Good Friday tells from what we are saved. Easter Sunday tells for what we are saved. And the Easter season which begins today and extends to the end of time proclaims loud and clear by whom we are saved: Jesus Christ, our sure and certain hope of the resurrection.
Some will say: well, that’s a nice story but no thanks. I don’t really believe in God. I get that: the Resurrection can seem too good to be true. Like the apostle Thomas, we might say that until I’ve got my paws on the risen Jesus myself, I’m not going to believe such hysteria and wishful thinking. Fair enough: faith is a gift, freely accepted or not. But even if you don’t believe in Jesus or are unsure, He believes in you. He died and rose to save you. “Shalom, Hi,” He says today to the women at the empty tomb (Mt 28:1-10). “Peace,” He says to you. “No need to be afraid anymore. I am with you always!”
Announcement Immediately after the Agnus Dei
Because our current circumstances preclude attendance at Mass and reception of Holy Communion: I invite you now to ask God that by spiritual communion you might receive all the graces you would in sacramental communion. To those who were to be baptised and confirmed at Easter and with those to be received into the Church to receive their first Holy Communion, I invite you to do likewise.
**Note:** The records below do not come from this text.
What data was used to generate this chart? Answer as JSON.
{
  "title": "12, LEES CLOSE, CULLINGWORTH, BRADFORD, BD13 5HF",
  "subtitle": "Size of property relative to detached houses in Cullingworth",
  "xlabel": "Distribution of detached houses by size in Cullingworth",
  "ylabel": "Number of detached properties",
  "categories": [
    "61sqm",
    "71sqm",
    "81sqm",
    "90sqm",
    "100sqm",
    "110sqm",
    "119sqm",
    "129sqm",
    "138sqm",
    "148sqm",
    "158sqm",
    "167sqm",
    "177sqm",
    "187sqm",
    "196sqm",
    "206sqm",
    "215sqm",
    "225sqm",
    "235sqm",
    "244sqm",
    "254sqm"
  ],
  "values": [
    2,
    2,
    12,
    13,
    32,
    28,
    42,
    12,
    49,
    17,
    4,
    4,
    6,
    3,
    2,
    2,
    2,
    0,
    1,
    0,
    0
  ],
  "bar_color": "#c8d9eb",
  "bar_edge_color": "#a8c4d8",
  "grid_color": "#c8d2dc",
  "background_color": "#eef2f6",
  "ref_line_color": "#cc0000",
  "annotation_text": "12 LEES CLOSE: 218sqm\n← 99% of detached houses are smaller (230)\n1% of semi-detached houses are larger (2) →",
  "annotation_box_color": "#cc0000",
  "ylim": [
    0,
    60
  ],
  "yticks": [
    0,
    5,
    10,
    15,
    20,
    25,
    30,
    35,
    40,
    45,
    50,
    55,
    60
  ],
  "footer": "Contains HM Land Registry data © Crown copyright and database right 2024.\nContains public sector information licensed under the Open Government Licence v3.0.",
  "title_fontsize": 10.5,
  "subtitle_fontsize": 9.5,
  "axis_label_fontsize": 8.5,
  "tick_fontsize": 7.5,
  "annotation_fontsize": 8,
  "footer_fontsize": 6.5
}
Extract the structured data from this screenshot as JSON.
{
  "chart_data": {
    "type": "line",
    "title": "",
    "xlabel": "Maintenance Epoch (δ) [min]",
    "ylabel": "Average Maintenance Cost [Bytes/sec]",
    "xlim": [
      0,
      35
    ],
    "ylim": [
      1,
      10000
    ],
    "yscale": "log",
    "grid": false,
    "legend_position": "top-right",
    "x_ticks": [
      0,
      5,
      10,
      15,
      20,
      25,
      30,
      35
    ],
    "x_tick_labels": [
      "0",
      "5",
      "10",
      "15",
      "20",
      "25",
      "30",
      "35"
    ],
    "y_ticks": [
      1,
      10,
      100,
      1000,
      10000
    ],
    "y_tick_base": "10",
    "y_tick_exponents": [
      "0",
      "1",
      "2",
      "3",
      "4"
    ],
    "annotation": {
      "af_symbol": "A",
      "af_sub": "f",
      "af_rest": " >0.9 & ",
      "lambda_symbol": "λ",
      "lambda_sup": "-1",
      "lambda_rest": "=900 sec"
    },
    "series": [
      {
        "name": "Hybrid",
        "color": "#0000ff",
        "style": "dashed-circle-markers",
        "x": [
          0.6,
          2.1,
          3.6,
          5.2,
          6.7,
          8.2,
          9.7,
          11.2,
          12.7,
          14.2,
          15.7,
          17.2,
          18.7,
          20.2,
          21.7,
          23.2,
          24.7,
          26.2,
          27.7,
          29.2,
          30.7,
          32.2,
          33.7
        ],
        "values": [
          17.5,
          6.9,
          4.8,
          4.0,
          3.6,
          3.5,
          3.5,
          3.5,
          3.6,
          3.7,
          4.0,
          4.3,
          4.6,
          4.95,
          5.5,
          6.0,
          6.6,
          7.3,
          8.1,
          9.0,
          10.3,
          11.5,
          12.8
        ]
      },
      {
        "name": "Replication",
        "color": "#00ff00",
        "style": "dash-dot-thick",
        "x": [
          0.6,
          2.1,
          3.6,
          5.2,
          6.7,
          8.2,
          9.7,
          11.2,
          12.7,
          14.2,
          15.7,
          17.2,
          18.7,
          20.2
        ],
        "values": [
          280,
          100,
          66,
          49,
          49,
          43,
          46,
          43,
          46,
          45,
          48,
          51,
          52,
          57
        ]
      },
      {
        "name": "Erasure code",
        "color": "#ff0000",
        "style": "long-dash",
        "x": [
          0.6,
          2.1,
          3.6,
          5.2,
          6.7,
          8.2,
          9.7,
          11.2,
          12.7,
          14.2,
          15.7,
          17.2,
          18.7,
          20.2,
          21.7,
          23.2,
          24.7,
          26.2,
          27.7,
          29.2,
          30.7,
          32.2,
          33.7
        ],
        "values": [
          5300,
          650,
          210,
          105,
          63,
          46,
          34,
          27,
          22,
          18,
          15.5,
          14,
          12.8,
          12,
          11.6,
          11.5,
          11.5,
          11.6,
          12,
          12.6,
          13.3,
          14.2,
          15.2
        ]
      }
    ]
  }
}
I offer this Easter celebration and the Holy Eucharist for your loved ones, for yourselves and for all the world. Know that separation between us does not separate us from God.
Word of Thanks after the Mass of the Day of the Resurrection of the Lord
Broadcast from St Mary’s Cathedral, Sydney
Dear friends: before our final blessing may I thank you all for joining me for this celebration of Easter livestreamed from St Mary’s Cathedral, Sydney and broadcast through the Seven Network throughout Australia. Though COVID19 has made this the strangest Easter, our celebration today has been a very special one also. For that I thank our concelebrants, choir, and all those who assisted in the liturgy and of course the Seven Network. Easter Sunday liturgies are the greatest events in the life of the Catholic Church and of the Christian people throughout the world. Thank you for joining us.
Our young people watching this Mass are no doubt impatient for their Easter eggs, so I won’t keep you much longer. May I simply conclude by assuring you that the Church will continue to pray and offer Mass daily for an end to this pandemic, for your safety and good health, for the dead, sick and at risk, for our health professionals, essential service workers and researchers, for our leaders and health authorities, for those who are isolated or afraid. We will continue to offer health care, welfare services and pastoral care, and to collaborate with the other churches and faiths, our civic leaders and health authorities to serve you in every way we can. Together we will get through this COVID-19 crisis, and hopefully be better people individually and as a community, for it, with our faith renewed and our ideals by this period of enforced ‘retreat’. May God bless you and your loved ones abundantly in this holiest of seasons. A very Happy Easter to you all.